`legion::Logger::error/fatal` doesn't stop the task.

Legion::Logger::error and fatal function calls don't stop the execution of a task. In addition, the legate executable returns normally even if an error happens inside a task.

Also, is there any guidance on error handling inside tasks? For instance, what's the best way to indicate a task is not running correctly? Or is there a way to emit an error message explaining misuse by the caller?

This appears to have been a conscious decision by @lightsighter and @streichler, so I'll let them comment.

I am not seeing this behavior; whether I insert a crash through an assertion or an uncaught exception, the exit code of the process is always 1:

Most user-caused (and thus recoverable) error conditions should get detected and reported before worker tasks gets launched. We typically use standard python exceptions to report such errors (ValueError, TypeError, ...), which the user code could ostensibly catch and recover from. The Legate library writer is responsible for checking and sanitizing inputs as much as possible, before they make it to the task body.

Sometimes a problematic input is only detected as part of running the computation (e.g. during a linear solve it is discovered that the matrix is singular). In that case the task should throw a special legate::TaskException, which will get caught and translated to a corresponding exception on the calling side, that the user could presumably catch and recover from. However there are a lot of caveats with this system, so it's preferable to catch user errors before the launch if possible.

Any remaining errors are internal errors, that the user cannot do anything about, and should just terminate the execution. You can either report an error on the appropriate logger then call the LEGATE_ABORT macro, or throw any exception besides legate::TaskException. I believe we are slowly transitioning to the latter.

Note that this is just my interpretation of our current practices, since this is not officially documented anywhere (and that's something we should fix). Inviting @magnatelee and @jjwilke to comment further.
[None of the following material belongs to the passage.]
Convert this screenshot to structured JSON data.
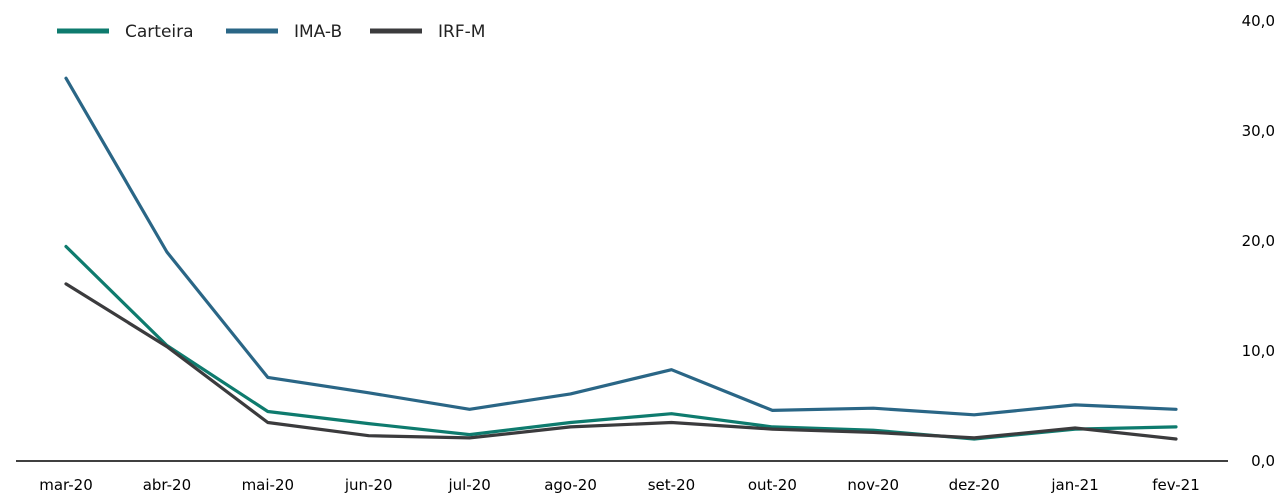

That's correct. Logging infrastructure should not dictate how error handling is performed. The Realm logging infrastructure will report things at different levels including the error level, but it will not automatically error out your application. Error handling is the responsibility of the client. Legion too doesn't specify how you should have an error happening inside your tasks for the same reason: we don't want to force you into handling errors a particular way.

Actually, Realm has a change in the works that will result in fatal messages terminating the application:

The application has the ability to register a callback that Realm will call before terminating the application
(e.g. to save user data), but there's no way to "soldier on" from there.

The fatal message level though is different than the error message level right?

Correct. Realm uses error when it's going to continue operation, but is pretty certain that the application
is not going to produce the intended result.

Ah, I meant an error message is emitted through the logger.

In that case the task should throw a special legate::TaskException

Thank you for sharing.

Thank you all for the informative replies! I will close this issue now that it's clear.